2023-06-15 07:07:10
This emerges from a National Bank study on wealth distribution. However, a direct comparison with other countries is difficult because of institutional differences, the study authors warn. In Austria, for example, there is a good public pension system, which leads to a different saving behavior than in countries where this is not the case.
In addition, in Austria only regarding half of the households (47.6 percent) are homeowners. “Austria and Germany are tenant companies,” said National Bank economist Martin Schurz on Wednesday when the study was presented. Almost all homeowners are in the top half of the net wealth distribution, while the bottom half of the net wealth distribution is mostly made up of households who rent their homes. Only Germany has a higher proportion of tenants in the euro area.

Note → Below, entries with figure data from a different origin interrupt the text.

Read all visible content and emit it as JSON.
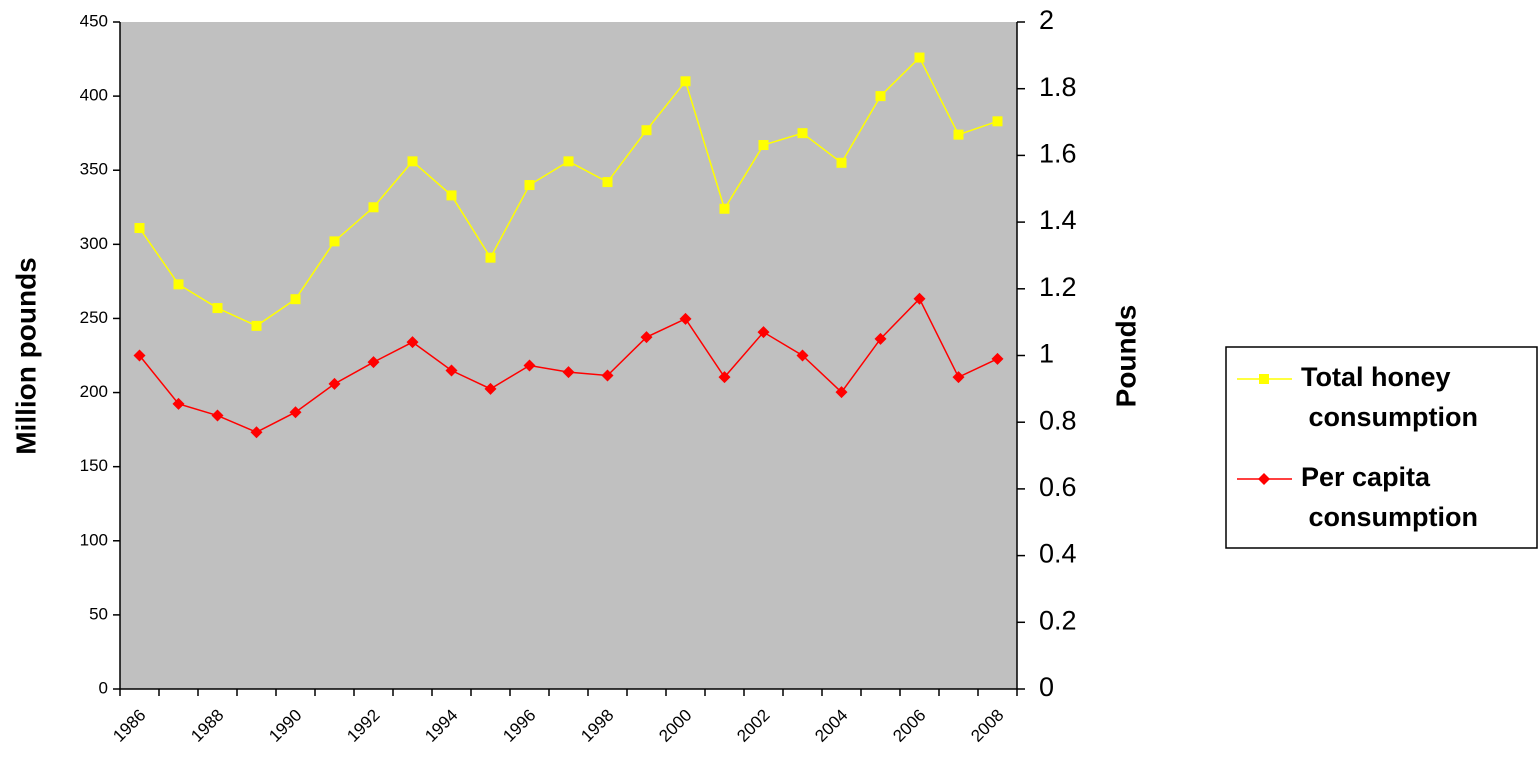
{
  "chart_data": {
    "type": "line",
    "y_label": "Million pounds",
    "y2_label": "Pounds",
    "categories": [
      "1986",
      null,
      "1988",
      null,
      "1990",
      null,
      "1992",
      null,
      "1994",
      null,
      "1996",
      null,
      "1998",
      null,
      "2000",
      null,
      "2002",
      null,
      "2004",
      null,
      "2006",
      null,
      "2008"
    ],
    "series": [
      {
        "name": "Total honey consumption",
        "color": "#ffff00",
        "marker": "square",
        "values": [
          311,
          273,
          257,
          245,
          263,
          302,
          325,
          356,
          333,
          291,
          340,
          356,
          342,
          377,
          410,
          324,
          367,
          375,
          355,
          400,
          426,
          374,
          383
        ]
      },
      {
        "name": "Per capita consumption",
        "color": "#ff0000",
        "marker": "diamond",
        "axis": "y2",
        "values": [
          1.0,
          0.855,
          0.82,
          0.77,
          0.83,
          0.915,
          0.98,
          1.04,
          0.955,
          0.9,
          0.97,
          0.95,
          0.94,
          1.055,
          1.11,
          0.935,
          1.07,
          1.0,
          0.89,
          1.05,
          1.17,
          0.935,
          0.99
        ]
      }
    ],
    "ylim": [
      0,
      450
    ],
    "yticks": [
      0,
      50,
      100,
      150,
      200,
      250,
      300,
      350,
      400,
      450
    ],
    "y2lim": [
      0,
      2
    ],
    "y2ticks": [
      0,
      0.2,
      0.4,
      0.6,
      0.8,
      1,
      1.2,
      1.4,
      1.6,
      1.8,
      2
    ],
    "plot_background": "#c0c0c0",
    "legend": "right"
  }
}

The OeNB study “Household Finance and Consumption Survey (HFCS 2021)” is the fourth wave of a survey in which the National Bank has been surveying the wealth of private households since 2010. The study examines all euro countries, but also additional countries such as the Czech Republic. The study is important for the central bank to see the vulnerability of households and thus to be able to draw conclusions regarding risks to financial market stability. You also want to know how households are doing financially and to see the effect of monetary policy.
29.9 percent of households are in debt
As in all euro countries, the distribution of net wealth in Austria is much more unequal than the distribution of income. Direct business ownership and real estate rental income are concentrated in the top tenth of the net wealth distribution.

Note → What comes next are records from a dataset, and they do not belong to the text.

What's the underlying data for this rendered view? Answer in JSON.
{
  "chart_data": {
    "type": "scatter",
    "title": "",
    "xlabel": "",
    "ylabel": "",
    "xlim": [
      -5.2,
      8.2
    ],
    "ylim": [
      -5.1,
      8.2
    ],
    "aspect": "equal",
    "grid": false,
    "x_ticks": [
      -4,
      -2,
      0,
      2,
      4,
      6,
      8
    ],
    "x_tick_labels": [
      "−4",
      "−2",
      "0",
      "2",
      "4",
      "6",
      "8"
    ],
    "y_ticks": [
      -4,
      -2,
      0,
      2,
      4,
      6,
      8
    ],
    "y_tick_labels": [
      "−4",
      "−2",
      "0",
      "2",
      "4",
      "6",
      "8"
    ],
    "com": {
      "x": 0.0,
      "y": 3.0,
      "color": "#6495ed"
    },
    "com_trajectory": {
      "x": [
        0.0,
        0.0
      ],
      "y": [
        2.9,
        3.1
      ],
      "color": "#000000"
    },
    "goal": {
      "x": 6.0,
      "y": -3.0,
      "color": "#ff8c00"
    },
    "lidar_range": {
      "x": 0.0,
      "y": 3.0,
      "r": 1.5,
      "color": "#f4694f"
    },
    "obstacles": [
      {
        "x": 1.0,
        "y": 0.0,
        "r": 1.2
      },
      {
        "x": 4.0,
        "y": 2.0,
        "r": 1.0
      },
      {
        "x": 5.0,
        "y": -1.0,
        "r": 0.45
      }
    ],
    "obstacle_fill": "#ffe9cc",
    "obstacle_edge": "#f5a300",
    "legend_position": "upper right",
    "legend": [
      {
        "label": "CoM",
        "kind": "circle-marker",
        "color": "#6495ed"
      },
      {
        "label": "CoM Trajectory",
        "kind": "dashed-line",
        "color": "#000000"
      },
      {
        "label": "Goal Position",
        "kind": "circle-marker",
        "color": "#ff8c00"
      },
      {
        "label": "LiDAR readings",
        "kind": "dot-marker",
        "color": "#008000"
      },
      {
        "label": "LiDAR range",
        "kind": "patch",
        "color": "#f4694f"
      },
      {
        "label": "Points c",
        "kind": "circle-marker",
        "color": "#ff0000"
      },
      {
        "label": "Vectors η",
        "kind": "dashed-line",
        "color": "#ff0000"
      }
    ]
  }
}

However, the authors of the study emphasize that the analysis of wealth concentration cannot be carried out solely with the HFCS data. This is one of the reasons why the ECB will soon provide distribution assets accounts. In addition, one cannot do poverty research or wealth research with this data, emphasizes Schurz. So no homeless were interviewed, “we have an under-recording of really poor people”. The maximum value for net assets is also 12 million euros, “then you can imagine how much is missing at the top”.
It is striking that particularly wealthy but also particularly poor people place themselves closer to the middle of the distribution of wealth. “People who have millions don’t think they’re in the top 5 percent of households in Austria.”

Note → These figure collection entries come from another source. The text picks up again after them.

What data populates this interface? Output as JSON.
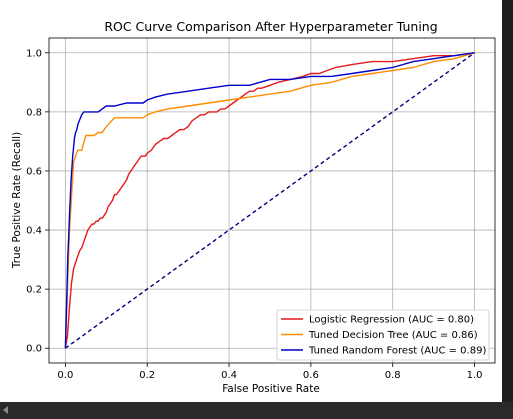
{
  "chart_data": {
    "type": "line",
    "title": "ROC Curve Comparison After Hyperparameter Tuning",
    "xlabel": "False Positive Rate",
    "ylabel": "True Positive Rate (Recall)",
    "xlim": [
      -0.04,
      1.05
    ],
    "ylim": [
      -0.05,
      1.05
    ],
    "xticks": [
      "0.0",
      "0.2",
      "0.4",
      "0.6",
      "0.8",
      "1.0"
    ],
    "yticks": [
      "0.0",
      "0.2",
      "0.4",
      "0.6",
      "0.8",
      "1.0"
    ],
    "grid": true,
    "legend_position": "lower-right",
    "series": [
      {
        "name": "Logistic Regression (AUC = 0.80)",
        "color": "#e41a1c",
        "x": [
          0.0,
          0.005,
          0.01,
          0.015,
          0.02,
          0.025,
          0.03,
          0.035,
          0.04,
          0.045,
          0.05,
          0.055,
          0.06,
          0.065,
          0.07,
          0.075,
          0.08,
          0.085,
          0.09,
          0.095,
          0.1,
          0.105,
          0.11,
          0.115,
          0.12,
          0.125,
          0.13,
          0.135,
          0.14,
          0.145,
          0.15,
          0.155,
          0.16,
          0.165,
          0.17,
          0.175,
          0.18,
          0.185,
          0.19,
          0.195,
          0.2,
          0.21,
          0.22,
          0.23,
          0.24,
          0.25,
          0.26,
          0.27,
          0.28,
          0.29,
          0.3,
          0.31,
          0.32,
          0.33,
          0.34,
          0.35,
          0.36,
          0.37,
          0.38,
          0.39,
          0.4,
          0.41,
          0.42,
          0.43,
          0.44,
          0.45,
          0.46,
          0.47,
          0.48,
          0.5,
          0.52,
          0.55,
          0.58,
          0.6,
          0.62,
          0.64,
          0.66,
          0.7,
          0.75,
          0.8,
          0.85,
          0.9,
          0.95,
          1.0
        ],
        "y": [
          0.0,
          0.04,
          0.14,
          0.22,
          0.27,
          0.29,
          0.31,
          0.33,
          0.34,
          0.36,
          0.38,
          0.4,
          0.41,
          0.42,
          0.42,
          0.43,
          0.43,
          0.44,
          0.44,
          0.45,
          0.46,
          0.48,
          0.49,
          0.5,
          0.52,
          0.52,
          0.53,
          0.54,
          0.55,
          0.56,
          0.57,
          0.59,
          0.6,
          0.61,
          0.62,
          0.63,
          0.64,
          0.65,
          0.65,
          0.65,
          0.66,
          0.67,
          0.69,
          0.7,
          0.71,
          0.71,
          0.72,
          0.73,
          0.74,
          0.74,
          0.75,
          0.77,
          0.78,
          0.79,
          0.79,
          0.8,
          0.8,
          0.8,
          0.81,
          0.81,
          0.82,
          0.83,
          0.84,
          0.85,
          0.86,
          0.87,
          0.87,
          0.88,
          0.88,
          0.89,
          0.9,
          0.91,
          0.92,
          0.93,
          0.93,
          0.94,
          0.95,
          0.96,
          0.97,
          0.97,
          0.98,
          0.99,
          0.99,
          1.0
        ]
      },
      {
        "name": "Tuned Decision Tree (AUC = 0.86)",
        "color": "#ff8c00",
        "x": [
          0.0,
          0.01,
          0.02,
          0.03,
          0.04,
          0.05,
          0.06,
          0.07,
          0.08,
          0.09,
          0.1,
          0.12,
          0.15,
          0.19,
          0.2,
          0.22,
          0.25,
          0.3,
          0.35,
          0.4,
          0.45,
          0.5,
          0.55,
          0.6,
          0.65,
          0.7,
          0.75,
          0.8,
          0.85,
          0.9,
          0.95,
          1.0
        ],
        "y": [
          0.0,
          0.4,
          0.63,
          0.67,
          0.67,
          0.72,
          0.72,
          0.72,
          0.73,
          0.73,
          0.75,
          0.78,
          0.78,
          0.78,
          0.79,
          0.8,
          0.81,
          0.82,
          0.83,
          0.84,
          0.85,
          0.86,
          0.87,
          0.89,
          0.9,
          0.92,
          0.93,
          0.94,
          0.95,
          0.97,
          0.98,
          1.0
        ]
      },
      {
        "name": "Tuned Random Forest (AUC = 0.89)",
        "color": "#0000cc",
        "x": [
          0.0,
          0.002,
          0.004,
          0.006,
          0.008,
          0.01,
          0.012,
          0.014,
          0.016,
          0.018,
          0.02,
          0.022,
          0.025,
          0.028,
          0.031,
          0.034,
          0.037,
          0.04,
          0.045,
          0.05,
          0.06,
          0.08,
          0.09,
          0.1,
          0.12,
          0.15,
          0.19,
          0.2,
          0.22,
          0.25,
          0.3,
          0.35,
          0.4,
          0.45,
          0.5,
          0.55,
          0.6,
          0.65,
          0.7,
          0.75,
          0.8,
          0.85,
          0.9,
          0.95,
          1.0
        ],
        "y": [
          0.0,
          0.1,
          0.2,
          0.31,
          0.37,
          0.45,
          0.51,
          0.57,
          0.61,
          0.65,
          0.68,
          0.71,
          0.73,
          0.74,
          0.76,
          0.77,
          0.78,
          0.79,
          0.8,
          0.8,
          0.8,
          0.8,
          0.81,
          0.82,
          0.82,
          0.83,
          0.83,
          0.84,
          0.85,
          0.86,
          0.87,
          0.88,
          0.89,
          0.89,
          0.91,
          0.91,
          0.92,
          0.92,
          0.93,
          0.94,
          0.95,
          0.97,
          0.98,
          0.99,
          1.0
        ]
      },
      {
        "name": "",
        "color": "#000080",
        "dashed": true,
        "x": [
          0.0,
          1.0
        ],
        "y": [
          0.0,
          1.0
        ]
      }
    ]
  }
}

Few households in Austria are in debt (29.9 percent). Only 13.9 percent have secured debt, while regarding 17.4 percent have unsecured debt. Secured debt is held primarily by households in the top half of the net wealth distribution. Therefore, the potential risks to financial stability stemming from household indebtedness are relatively low in Austria compared to other euro area countries, the study concludes.
Austrian households have financial portfolio profiles with very low risk. Few households hold assets that are typically considered risky. Only 12.3 percent of households hold mutual funds, only 6.1 percent own stocks and only 2.5 percent own bonds. When households hold risky assets, they make up regarding 40 percent of their financial portfolio.